Cloud-based archive services, which may be either disk- or tape-based, have the appeal of providing archive space seemingly on the cheap. "One penny per [gigabyte] of data stored," is a line from the brochure of one vendor. However, a closer examination reveals that the service costs one cent per gigabyte, per month, and costs more if more than 5% of the archived data is retrieved by the subscriber in a given year.
Archive integrity, changing technology
So, storage media choice matters as much as software container choice when a platform is being designed for long-term data archiving. Wrapped up in this analysis of media options are two additional issues: assuring archive integrity and selecting methods to cope with technology change. In fact, it is not uncommon for vendors to emphasize media durability to answer both issues, but the issue is not that clear-cut.

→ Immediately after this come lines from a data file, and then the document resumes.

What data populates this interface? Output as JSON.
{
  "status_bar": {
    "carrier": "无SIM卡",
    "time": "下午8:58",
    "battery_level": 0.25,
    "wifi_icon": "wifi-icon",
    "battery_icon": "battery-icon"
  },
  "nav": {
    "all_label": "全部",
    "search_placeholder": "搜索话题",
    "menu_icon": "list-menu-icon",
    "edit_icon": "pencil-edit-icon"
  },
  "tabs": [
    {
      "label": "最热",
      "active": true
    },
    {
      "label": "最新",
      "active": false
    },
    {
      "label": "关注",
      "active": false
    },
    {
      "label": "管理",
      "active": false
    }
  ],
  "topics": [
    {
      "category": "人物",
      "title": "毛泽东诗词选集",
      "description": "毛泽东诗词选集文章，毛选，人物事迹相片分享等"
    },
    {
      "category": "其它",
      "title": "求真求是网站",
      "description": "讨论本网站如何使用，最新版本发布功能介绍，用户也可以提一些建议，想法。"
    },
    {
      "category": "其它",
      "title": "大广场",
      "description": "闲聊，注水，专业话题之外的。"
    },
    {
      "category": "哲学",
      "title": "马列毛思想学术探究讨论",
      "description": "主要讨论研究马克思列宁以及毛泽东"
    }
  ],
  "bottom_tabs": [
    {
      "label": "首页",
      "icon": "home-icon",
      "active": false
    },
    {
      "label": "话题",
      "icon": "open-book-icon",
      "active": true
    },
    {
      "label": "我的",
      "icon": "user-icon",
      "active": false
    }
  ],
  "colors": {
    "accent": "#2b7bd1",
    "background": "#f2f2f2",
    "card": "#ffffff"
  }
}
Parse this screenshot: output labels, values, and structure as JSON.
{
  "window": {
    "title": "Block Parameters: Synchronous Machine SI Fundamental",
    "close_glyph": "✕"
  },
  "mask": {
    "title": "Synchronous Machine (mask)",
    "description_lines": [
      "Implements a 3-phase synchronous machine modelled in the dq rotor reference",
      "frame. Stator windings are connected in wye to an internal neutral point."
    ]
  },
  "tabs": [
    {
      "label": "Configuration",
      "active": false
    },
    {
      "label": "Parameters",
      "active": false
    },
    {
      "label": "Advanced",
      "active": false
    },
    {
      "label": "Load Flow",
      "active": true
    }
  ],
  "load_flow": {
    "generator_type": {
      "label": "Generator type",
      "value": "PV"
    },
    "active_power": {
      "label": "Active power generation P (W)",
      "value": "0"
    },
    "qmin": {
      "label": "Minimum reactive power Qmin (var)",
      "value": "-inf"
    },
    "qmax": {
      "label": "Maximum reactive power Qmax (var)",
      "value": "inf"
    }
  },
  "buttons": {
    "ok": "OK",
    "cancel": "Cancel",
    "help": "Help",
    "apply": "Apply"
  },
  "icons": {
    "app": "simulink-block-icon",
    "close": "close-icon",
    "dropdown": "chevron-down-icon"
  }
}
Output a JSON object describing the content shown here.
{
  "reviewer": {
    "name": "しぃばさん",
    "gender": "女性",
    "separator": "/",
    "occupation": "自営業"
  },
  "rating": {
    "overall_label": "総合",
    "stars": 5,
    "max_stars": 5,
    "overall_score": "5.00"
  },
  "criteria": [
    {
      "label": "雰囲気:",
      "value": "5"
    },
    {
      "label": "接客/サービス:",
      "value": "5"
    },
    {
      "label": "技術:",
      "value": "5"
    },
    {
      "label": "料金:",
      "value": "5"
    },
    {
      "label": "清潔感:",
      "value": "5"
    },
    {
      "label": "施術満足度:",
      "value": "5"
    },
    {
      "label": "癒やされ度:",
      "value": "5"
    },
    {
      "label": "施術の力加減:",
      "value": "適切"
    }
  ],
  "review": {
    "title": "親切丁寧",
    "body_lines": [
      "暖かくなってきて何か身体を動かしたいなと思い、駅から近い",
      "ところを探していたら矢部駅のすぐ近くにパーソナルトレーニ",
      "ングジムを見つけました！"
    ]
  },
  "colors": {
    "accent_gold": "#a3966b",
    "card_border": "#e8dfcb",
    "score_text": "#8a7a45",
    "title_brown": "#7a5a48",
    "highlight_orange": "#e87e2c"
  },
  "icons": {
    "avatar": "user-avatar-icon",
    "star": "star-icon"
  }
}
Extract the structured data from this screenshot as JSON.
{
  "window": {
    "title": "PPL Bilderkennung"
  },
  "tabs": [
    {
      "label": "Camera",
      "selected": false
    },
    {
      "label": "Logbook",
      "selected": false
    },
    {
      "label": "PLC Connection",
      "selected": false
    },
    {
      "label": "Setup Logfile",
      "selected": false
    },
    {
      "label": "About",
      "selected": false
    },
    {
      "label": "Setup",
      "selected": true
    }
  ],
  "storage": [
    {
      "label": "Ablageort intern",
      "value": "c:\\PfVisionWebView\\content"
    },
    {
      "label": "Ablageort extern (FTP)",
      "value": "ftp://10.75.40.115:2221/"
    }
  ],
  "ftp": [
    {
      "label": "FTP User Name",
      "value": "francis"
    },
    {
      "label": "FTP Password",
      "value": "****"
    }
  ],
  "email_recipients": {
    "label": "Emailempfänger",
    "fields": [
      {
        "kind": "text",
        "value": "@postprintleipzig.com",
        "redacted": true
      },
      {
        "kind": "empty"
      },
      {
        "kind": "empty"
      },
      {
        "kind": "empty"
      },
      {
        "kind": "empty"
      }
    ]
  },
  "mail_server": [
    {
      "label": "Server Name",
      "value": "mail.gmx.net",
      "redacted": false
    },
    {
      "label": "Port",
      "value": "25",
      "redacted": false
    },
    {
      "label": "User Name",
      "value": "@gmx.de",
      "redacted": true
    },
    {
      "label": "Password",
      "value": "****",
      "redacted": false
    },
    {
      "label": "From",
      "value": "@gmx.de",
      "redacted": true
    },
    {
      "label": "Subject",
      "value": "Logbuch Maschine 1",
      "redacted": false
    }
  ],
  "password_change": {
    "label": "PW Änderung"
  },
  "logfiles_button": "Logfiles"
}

Media durability -- whether defined as the length of time that media will retain the electromagnetic states of recorded bits, or as the service life of a media or drive component or of an entire array or library -- is beside the point. Tape, properly maintained, has a shelf life of about 30 years, while disk has a life expectancy, according to manufacturers, of about five years. This doesn't necessarily mean that you will refresh your tapes only every 30 years or your disks every five years.
The truth is that most companies using tape-based archives will migrate data between generations of tape about every two generations (or 14 years), and more frequently when optimizing the media used by the archive. Disk users like to keep arrays in service for five to seven years, though the costs for renewing three-year warranty and maintenance agreements tend to cost as much as an entirely new array. Moreover, there is no certainty that a disk-based archive can be readily migrated to fresh hardware, even when the new hardware is from the same vendor as the existing hardware. Cross-platform migrations can be daunting in the extreme, as many folks could testify who have tried to migrate data from an EMC Centera platform or from an Isilon Networks (EMC) rig to, say, a NetApp Filer.
Bottom line: You guarantee integrity in an archive by periodically testing the files or objects stored, and repairing or replacing data from a backup copy when errors are detected. Replacing media (and other parts) can usually keep an array up and running for five years or so, while a tape library can stay in service for a much longer period of time and provides guaranteed media exchangeability between two generations of drive equipment.